I'd been homeschooled my whole life and friends my age weren't exactly a thing. And now, in this room, everyone was already grouped up, leaning in close, laughing like they'd shared inside jokes forever. My chest tightened. Sitting alone would just announce to the room that I had no one.

Then I saw him. The boy from the exam. He was alone in the corner, head bent over his holophone. Relief loosened my shoulders. We'd interacted before so surely that counted as knowing each other. Better than looking like a loner.

I crossed the room. Murmurs followed me, eyes flicking up as if I was walking with my decapitated head in my hands. 

"So you passed," I said, setting my tray down across from him.

He looked up, gaze sharp, voice flat. "What are you doing here?"

"Eating," I said, spoon clinking a little too loudly against my stew.

"There are other tables."

I forced a grin. "Yeah, but we know each other."

His stare didn't waver. "No, we don't."

I pressed my lips thin, then leaned forward, my elbows perched on the table. "Hi. I'm K'laniyah Marzu, but you can call me K'lani. Princess is acceptable but optional. And you are…?"

He sighed, dragging his eyes from me back to his holophone. "Kwairen Matson. My friends call me Kwai."

"Nice to meet you, Kwai."

"It's Kwairen."

"But you just said—"

"I didn't say we were friends."

I stabbed at my stew, rolling my eyes. "Right. Got it."

Silence thickens between us. I chewed, stealing glances at him. Something about his face. It tugged at me. The nose. The eyes. Like I'd seen him before. And those bracelets around his wrist? Too refined. The beads? Shabby in comparison. 

The question slipped out before I could stop myself. "Where'd you get those bracelets?"

His fingers brushed them once, protective, before he dropped his hand. "My father forged them."

"Was he a jeweler? That makes him a noble, right? So why are you in commoner clothing?"

His eyes sharpened. "Commoner?" 

His laugh was bitter. The legs of his chair screeched against the floor as he shoved back and stalked away.

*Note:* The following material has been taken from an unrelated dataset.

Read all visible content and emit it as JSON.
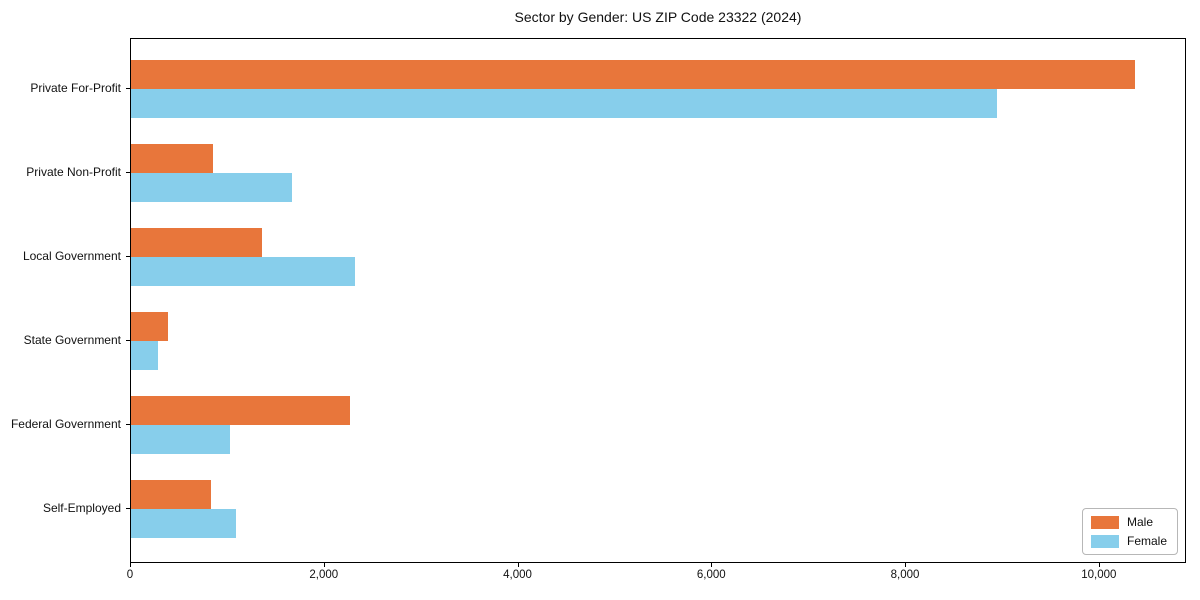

"What did I say?" I called after him, too loud. Heads turned. Whispers spread.

I bit into the hamburger. The bread stuck dry in my throat. 

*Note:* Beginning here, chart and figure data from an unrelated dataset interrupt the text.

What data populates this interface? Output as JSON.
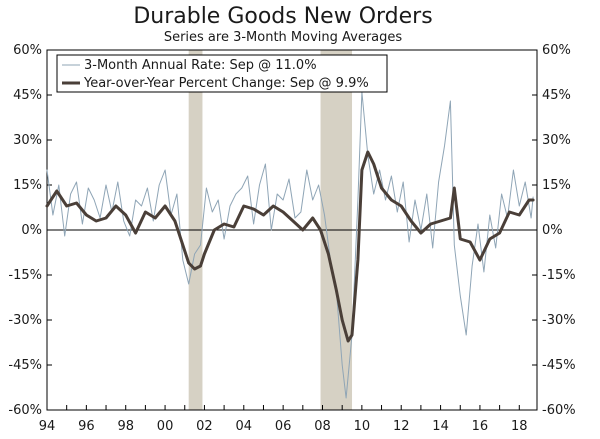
{
  "chart_data": {
    "type": "line",
    "title": "Durable Goods New Orders",
    "subtitle": "Series are 3-Month Moving Averages",
    "xlabel": "",
    "ylabel": "",
    "xlim": [
      1994,
      2018.9
    ],
    "ylim": [
      -60,
      60
    ],
    "y_ticks": [
      -60,
      -45,
      -30,
      -15,
      0,
      15,
      30,
      45,
      60
    ],
    "y_tick_labels": [
      "-60%",
      "-45%",
      "-30%",
      "-15%",
      "0%",
      "15%",
      "30%",
      "45%",
      "60%"
    ],
    "x_ticks": [
      1994,
      1996,
      1998,
      2000,
      2002,
      2004,
      2006,
      2008,
      2010,
      2012,
      2014,
      2016,
      2018
    ],
    "x_tick_labels": [
      "94",
      "96",
      "98",
      "00",
      "02",
      "04",
      "06",
      "08",
      "10",
      "12",
      "14",
      "16",
      "18"
    ],
    "legend_position": "top-left",
    "recessions": [
      {
        "start": 2001.2,
        "end": 2001.9
      },
      {
        "start": 2007.9,
        "end": 2009.5
      }
    ],
    "colors": {
      "annual_rate": "#8fa5b6",
      "yoy": "#4a3f38",
      "recession": "#d6d1c4",
      "zero_line": "#000000"
    },
    "series": [
      {
        "name": "3-Month Annual Rate: Sep @ 11.0%",
        "style": "thin",
        "x": [
          1994.0,
          1994.3,
          1994.6,
          1994.9,
          1995.2,
          1995.5,
          1995.8,
          1996.1,
          1996.4,
          1996.7,
          1997.0,
          1997.3,
          1997.6,
          1997.9,
          1998.2,
          1998.5,
          1998.8,
          1999.1,
          1999.4,
          1999.7,
          2000.0,
          2000.3,
          2000.6,
          2000.9,
          2001.2,
          2001.5,
          2001.8,
          2002.1,
          2002.4,
          2002.7,
          2003.0,
          2003.3,
          2003.6,
          2003.9,
          2004.2,
          2004.5,
          2004.8,
          2005.1,
          2005.4,
          2005.7,
          2006.0,
          2006.3,
          2006.6,
          2006.9,
          2007.2,
          2007.5,
          2007.8,
          2008.1,
          2008.4,
          2008.7,
          2009.0,
          2009.2,
          2009.5,
          2009.8,
          2010.0,
          2010.3,
          2010.6,
          2010.9,
          2011.2,
          2011.5,
          2011.8,
          2012.1,
          2012.4,
          2012.7,
          2013.0,
          2013.3,
          2013.6,
          2013.9,
          2014.2,
          2014.5,
          2014.7,
          2015.0,
          2015.3,
          2015.6,
          2015.9,
          2016.2,
          2016.5,
          2016.8,
          2017.1,
          2017.4,
          2017.7,
          2018.0,
          2018.3,
          2018.6,
          2018.7
        ],
        "values": [
          20,
          5,
          15,
          -2,
          12,
          16,
          2,
          14,
          10,
          4,
          15,
          6,
          16,
          3,
          -2,
          10,
          8,
          14,
          3,
          15,
          20,
          5,
          12,
          -10,
          -18,
          -8,
          -5,
          14,
          6,
          10,
          -3,
          8,
          12,
          14,
          18,
          2,
          15,
          22,
          0,
          12,
          10,
          17,
          4,
          6,
          20,
          10,
          15,
          5,
          -10,
          -20,
          -45,
          -56,
          -35,
          10,
          46,
          25,
          12,
          20,
          10,
          18,
          6,
          16,
          -4,
          10,
          0,
          12,
          -6,
          16,
          28,
          43,
          -5,
          -22,
          -35,
          -12,
          2,
          -14,
          5,
          -6,
          12,
          4,
          20,
          8,
          16,
          4,
          11
        ]
      },
      {
        "name": "Year-over-Year Percent Change: Sep @ 9.9%",
        "style": "thick",
        "x": [
          1994.0,
          1994.5,
          1995.0,
          1995.5,
          1996.0,
          1996.5,
          1997.0,
          1997.5,
          1998.0,
          1998.5,
          1999.0,
          1999.5,
          2000.0,
          2000.5,
          2000.9,
          2001.2,
          2001.5,
          2001.8,
          2002.0,
          2002.5,
          2003.0,
          2003.5,
          2004.0,
          2004.5,
          2005.0,
          2005.5,
          2006.0,
          2006.5,
          2007.0,
          2007.5,
          2007.9,
          2008.3,
          2008.7,
          2009.0,
          2009.3,
          2009.5,
          2009.8,
          2010.0,
          2010.3,
          2010.6,
          2011.0,
          2011.5,
          2012.0,
          2012.5,
          2013.0,
          2013.5,
          2014.0,
          2014.5,
          2014.7,
          2015.0,
          2015.5,
          2016.0,
          2016.5,
          2017.0,
          2017.5,
          2018.0,
          2018.5,
          2018.7
        ],
        "values": [
          8,
          13,
          8,
          9,
          5,
          3,
          4,
          8,
          5,
          -1,
          6,
          4,
          8,
          3,
          -5,
          -11,
          -13,
          -12,
          -8,
          0,
          2,
          1,
          8,
          7,
          5,
          8,
          6,
          3,
          0,
          4,
          0,
          -8,
          -20,
          -30,
          -37,
          -35,
          -10,
          20,
          26,
          22,
          14,
          10,
          8,
          3,
          -1,
          2,
          3,
          4,
          14,
          -3,
          -4,
          -10,
          -3,
          -1,
          6,
          5,
          10,
          10
        ]
      }
    ]
  }
}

Back in my pod, I locked the door behind me and kicked the furniture away from the nook. While abilities might be born into you, its strength only came from hard work. My tutors drilled that into me. An hour a day, minimum.

I settled cross-legged on the floor, steadied my breath until heat bubbled in my core. It traveled up, curling hot in my chest, pressing into my throat. I pursed my lips and exhaled. Fire spilled out, a thin, controlled stream.

When the flames faded, I switched focus. Summoning. My current limit was twenty weapons at once. Quite impressive for my age. I pictured the vault inside me. One by one, weapons flickered into existence around me, steel glinting in the low light.

I picked the katana and willed away the rest. I held it firmly, the heat raced down my arms, licking along the blade until fire curled at its tip. I moved. Each strike cut through the air. My tutors' voices barked in my memory: Strike harder. Defense. Breathe.

Sweat burnt trails down my face. Muscles ached. Still I swung, again and again, until my legs shook beneath me. By the end, I collapsed on the floor, sweat-soaked and trembling.

Dragging myself upright, I stumbled toward the teleport pod making my way back to the cafeteria. The vending machine spat out a bottle of water, which I clutched like a prize.

I wandered to a lounge I'd found earlier. Sofas shaped like planets circled around a bright sun-shaped rug. Cute.

Before I could step inside, a voice stopped me.

"Yes, Mom. I know."

Kwairen?

"No, Mom. Okay, I'll never let it happen again."

I froze, my ears pricked. What did he do?

"I understand. I won't disappoint you."